Responses from 61 providers were received. Forty-two percent (95% CI 29.5-54.5%) of respondents report higher confidence in their diagnosis of influenza with the aid of a positive RIDT. 28% of respondents (95% CI 16.6-39.4%) report a higher likelihood of prescribing antiviral medications to low-risk patients if an RIDT is positive than without laboratory confirmation.
Most pediatric urgent care respondents reported higher confidence in their diagnosis and higher likelihood of prescribing antivirals with a positive RIDT rather than by clinical symptoms alone.

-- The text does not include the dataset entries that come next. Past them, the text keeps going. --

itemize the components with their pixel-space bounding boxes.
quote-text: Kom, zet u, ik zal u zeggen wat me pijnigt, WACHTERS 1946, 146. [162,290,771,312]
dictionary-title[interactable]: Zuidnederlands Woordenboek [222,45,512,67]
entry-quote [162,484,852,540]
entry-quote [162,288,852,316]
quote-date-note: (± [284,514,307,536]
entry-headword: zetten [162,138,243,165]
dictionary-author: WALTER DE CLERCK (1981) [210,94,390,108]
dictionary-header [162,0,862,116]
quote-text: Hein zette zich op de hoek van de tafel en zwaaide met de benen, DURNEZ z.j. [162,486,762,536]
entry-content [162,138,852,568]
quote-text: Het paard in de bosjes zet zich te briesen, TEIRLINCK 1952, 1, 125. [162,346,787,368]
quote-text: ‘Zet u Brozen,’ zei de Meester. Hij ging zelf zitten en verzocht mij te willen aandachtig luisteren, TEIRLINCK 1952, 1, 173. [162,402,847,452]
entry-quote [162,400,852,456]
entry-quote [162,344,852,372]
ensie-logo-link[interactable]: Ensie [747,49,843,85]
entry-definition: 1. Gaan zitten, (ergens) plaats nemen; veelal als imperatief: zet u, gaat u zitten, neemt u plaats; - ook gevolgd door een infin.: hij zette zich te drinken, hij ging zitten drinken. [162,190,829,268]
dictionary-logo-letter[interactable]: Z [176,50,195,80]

尽管快速流感诊断检测(RIDT)的灵敏度为 50%至 70%,但其由于其快速的周转时间、高特异性、相对简单的使用方法和低成本,继续在临床决策中发挥重要作用。
一项使用基于网络的调查的定量研究分发给了 110 名儿科急症护理协会的成员,旨在评估 RIDT 在门诊儿科患者中用于诊断和管理流感的使用情况。
收到了 61 名提供者的回复。42%(95%CI29.5-54.5%)的受访者报告说,借助阳性 RIDT,他们对流感的诊断更有信心。28%(95%CI16.6-39.4%)的受访者报告说,如果 RIDT 呈阳性,他们更有可能为低风险患者开抗病毒药物,而无需实验室确认。
大多数儿科急症护理受访者报告说,他们对阳性 RIDT 的诊断更有信心,并且更有可能开抗病毒药物,而不仅仅是根据临床症状。